CI PyPI License: MIT

Overall Equipment Effectiveness for Python.

Compute OEE (Availability x Performance x Quality) from machine times and piece counts, get the full time waterfall and the three loss categories, TEEP and utilization, and roll figures up correctly across machines and shifts. Computed from the standard definitions and validated against published worked examples.

Motivation

OEE is the standard manufacturing efficiency metric, but Python has no library for it: what exists is monitoring applications (Flask/Django dashboards) or one-off tutorial scripts. The arithmetic looks trivial (three numbers multiplied) and that is exactly why it is usually done wrong:

  • the time waterfall (planned -> run -> net run -> fully productive) and where each loss sits is skipped;
  • TEEP and utilization (which capture schedule loss) are left out;
  • and figures are averaged across machines, which is incorrect: a fast machine and a slow one do not combine to the mean of their OEEs.

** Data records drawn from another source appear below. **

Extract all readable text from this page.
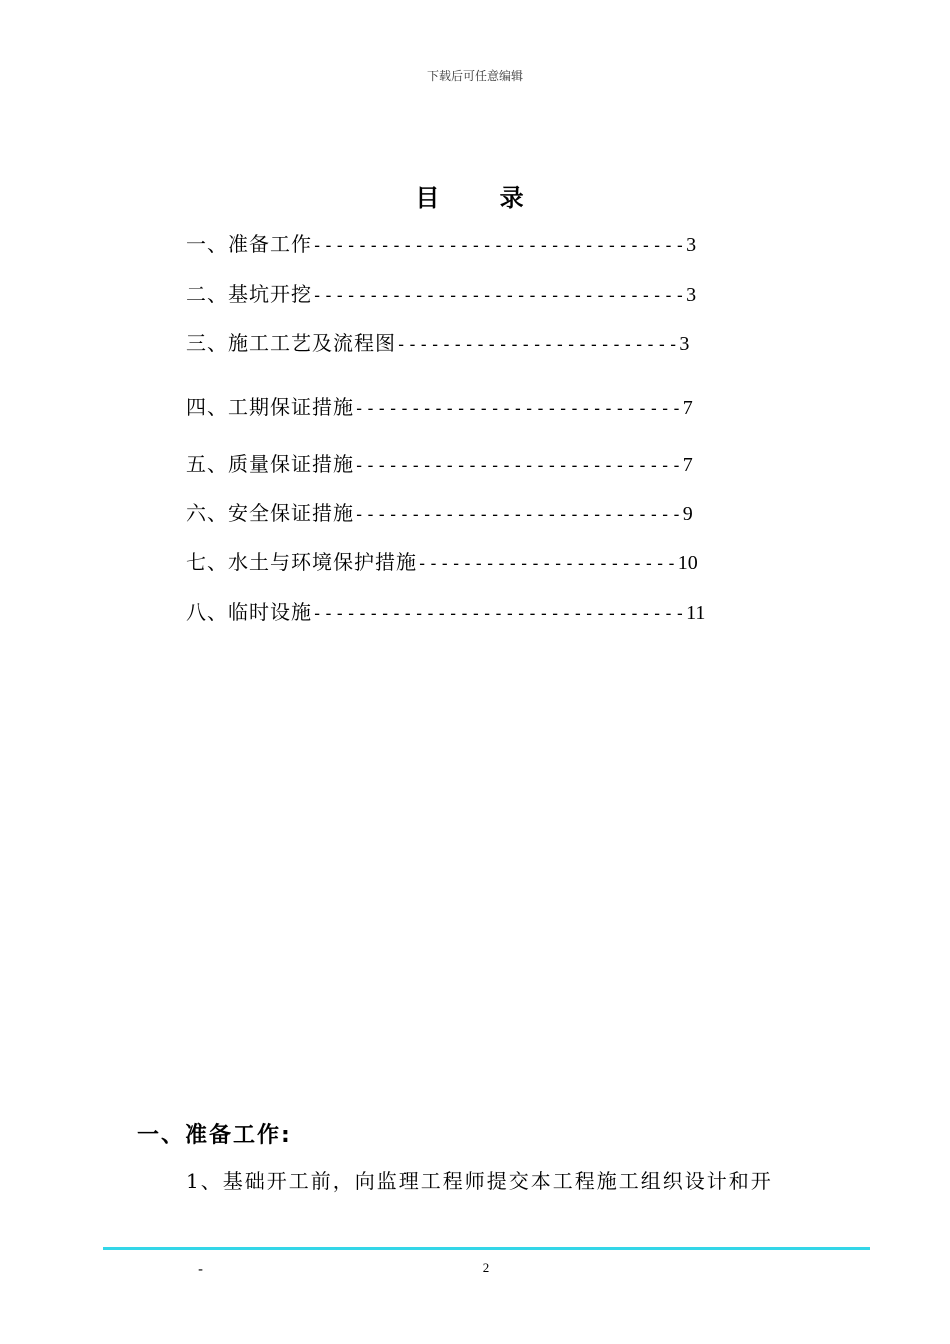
下载后可任意编辑
目 录
一、准备工作---------------------------------3
二、基坑开挖---------------------------------3
三、施工工艺及流程图-------------------------3
四、工期保证措施-----------------------------7
五、质量保证措施-----------------------------7
六、安全保证措施-----------------------------9
七、水土与环境保护措施-----------------------10
八、临时设施---------------------------------11
一、准备工作:
1、基础开工前，向监理工程师提交本工程施工组织设计和开
-	2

oee does these properly, from the standard definitions, and returns one result with the factors, the waterfall, every loss, and provenance.

pip install oee

No runtime dependencies.

Usage

The canonical worked example (Vorne's Fast Guide to OEE):

import oee

r = oee.oee(
    planned_production_time=420,   # minutes (480 shift - 60 of breaks)
    downtime=47,
    ideal_rate=60,                 # pieces per minute
    total_count=19271,
    reject_count=423,
    all_time=480,                  # optional, for TEEP and utilization
)
r.availability   # 0.888
r.performance    # 0.861
r.quality        # 0.978
r.oee            # 0.748
r.teep           # 0.654
print(r.summary())

Roll up across machines (correctly, not by averaging):

m1 = oee.oee(planned_production_time=100, run_time=90, ideal_cycle_time=1,
             total_count=80, good_count=80)     # OEE 0.80
m2 = oee.oee(planned_production_time=300, run_time=150, ideal_cycle_time=1,
             total_count=150, good_count=135)   # OEE 0.45

line = oee.aggregate([m1, m2])
line.oee         # 0.5375, not the 0.625 average of the two

When you already have the three factors:

oee.oee_from_factors(0.90, 0.95, 0.999).world_class   # True (OEE >= 85%)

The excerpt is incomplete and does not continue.